Demokracja na zakręcie historii?
Demokracja to najlepszy system społeczny – czy najgorszy? Większość ośrodków opiniotwórczych twierdzi, że z obecnie istniejących systemów społecznych jest to najlepszy, najbardziej sprawiedliwy system, ponieważ każdy z członków społeczeństwa ma wpływ na rządzących poprzez wybór swoich reprezentantów. Środowiska konserwatywne z kolei twierdzą, że demokracja jest najgorszym z systemów-ustrojów społecznych, ponieważ są to rządy większości. A większość ludzi jest niewykształcona, niedoinformowana i często zmanipulowana przez mass media, ich decyzje wyborcze są złe, tym samym system społeczny jest zły.
Ja natomiast śmiem twierdzić, że ani jedni, ani drudzy nie mają racji. Niniejszym spróbuje tą tezę udowodnić.
Aby zrozumieć do czego może doprowadzić bezrefleksyjna demokracja trzeba sięgnąć do historii – jak również do ideologii marksistowskiej. Najbardziej znanym przykładem klęski demokracji w historii to dojście Hitlera do władzy. Dzięki powszechnej propagandzie goebbelsowskiej, niemieckie masy społeczne tak zostały zmanipulowane, że bezkrytycznie i entuzjastycznie wybrały Adolfa Hitlera na kanclerza Niemiec.
Super negatywny efekt demokracji. Sięgając zaś do ideologii marksistowskiej to obecnie porzuca ona rewolucyjną drogę dojścia do stworzenia społeczeństwa bezklasowego – czyli komunistycznego i realizuje dojście do tego systemu poprzez stopniowe zmiany – tzw. reformizm. Wyznawcy reformizmu działają efektywnie, stopniowo wprowadzają zmiany przybliżające ich do stworzenia społeczeństwa bezklasowego, które jest wg nich nieuniknione, gdyż cel ten zostanie zrealizowany poprzez determinizm społeczny, jak również poprzez zsumowanie się tych wszystkich zmian w jedną całość, która stworzy nową pożądaną jakość tj. społeczeństwo w którym wszyscy są równi, czyli społeczeństwo bezklasowe. Te stopniowe zmiany osiągają oni poprzez opanowywanie ośrodków opiniotwórczych oraz mass mediów, które zaburzają metabolizmu informacyjny, wzbudzając silne emocje. Poza tym media propagują chwytliwe hasła takie jak wolność i równość. Młodzież nie znająca historii, niezachwianie wierzy, że równość jest antidotum na wszelką niesprawiedliwość. A przecież w historii wszystkie takie ruchy (ustroje) kończyły się katastrofalną niesprawiedliwością, ponieważ okazało się, że są równi i równiejsi.

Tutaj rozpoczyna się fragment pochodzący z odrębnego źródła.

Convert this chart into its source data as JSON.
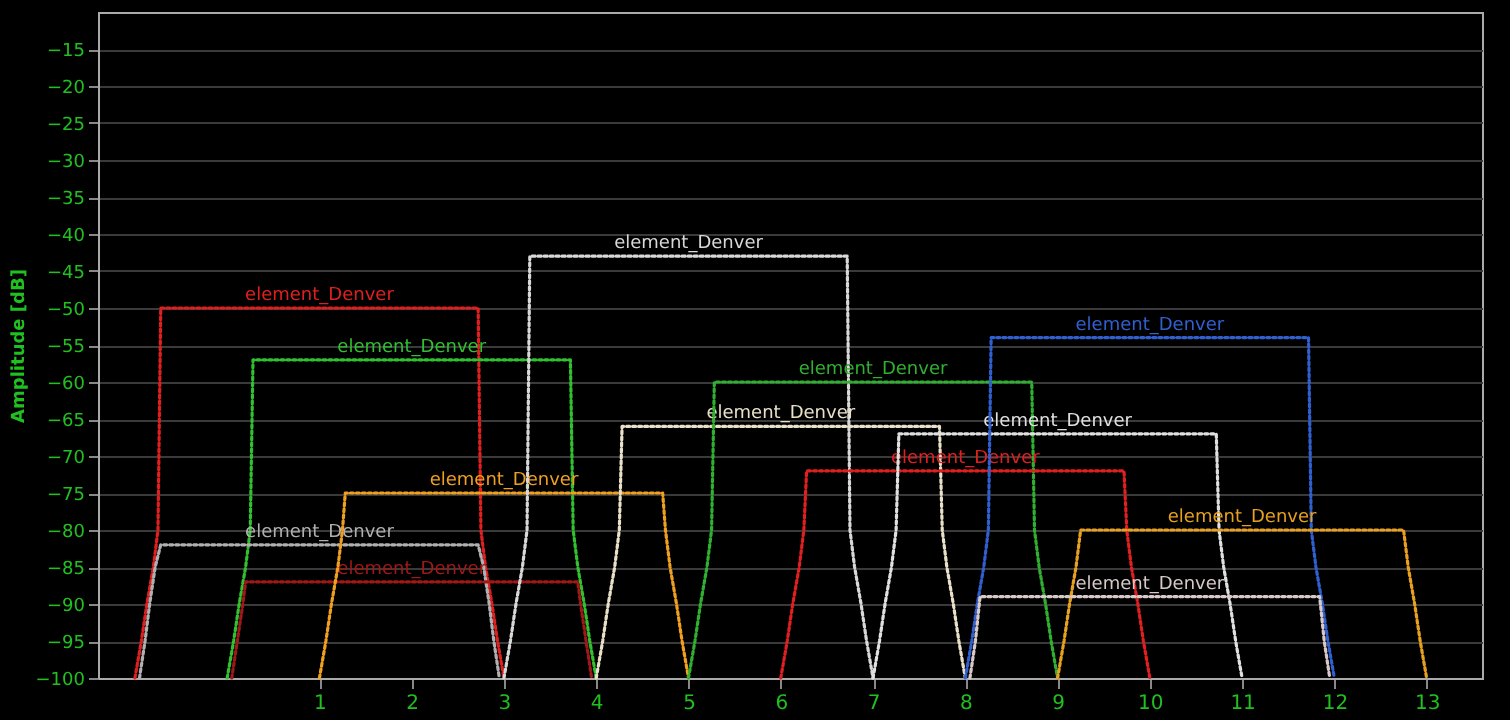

Główną bronią neomarksistów jest nowomowa, która wyjaśnia sprzeczności poprzez zmianę pojęć i definicji. Relatywizuje się nie tylko słowa, ale również, a może przede wszystkim fakty tworzy się tak zwane fakty medialne. Atakuje się instytucje małżeństwa. Atakuje się religię i wiernych. Wszystkie te działania doprowadzają do rozpadu rodziny. Zanikają wspólnoty i tym samym następuje atomizacja społeczeństwa. Działania te są dokonywane pod hasłem nieuniknionego postępu. Ten postęp jest perfidnym kłamstwem, gdyż faktycznie jest to cofanie się wstecz. Takie ustrój – taki postęp w historii ludzkości już był. Stworzono iluzję postępu poprzez zmianę wartości oraz zmianę sensu słów i pojęć. To co kiedyś było normalne, teraz staje się nienormalne. A jeżeli nienormalność długo trwa, to zmienia się w normalność i postęp. I wszystko to aktualnie nas spotyka.
Wracając do tytułowego pytania, ja opowiadam się za republikańskim systemem społecznym z wieloma elementami demokracji. Ustrojem politycznym republikańskim z racjonalnym i uporządkowanym systemem prawnym. Ustrojem posiadającym mieszaną ordynację z wyższą wiekowo cezurą wyborczą. Wprowadzeniem demokratycznej kontroli sądów przez społeczeństwo m.in. poprzez wybory prezesów sądów oraz ustanowienie sędziów pokoju w każdym lokalnym sądzie. System ten w znacznie większym stopniu zapewniłby wybór dobrych elit politycznych oraz umożliwiłby sprawniejsze zarządzanie państwem i sądami.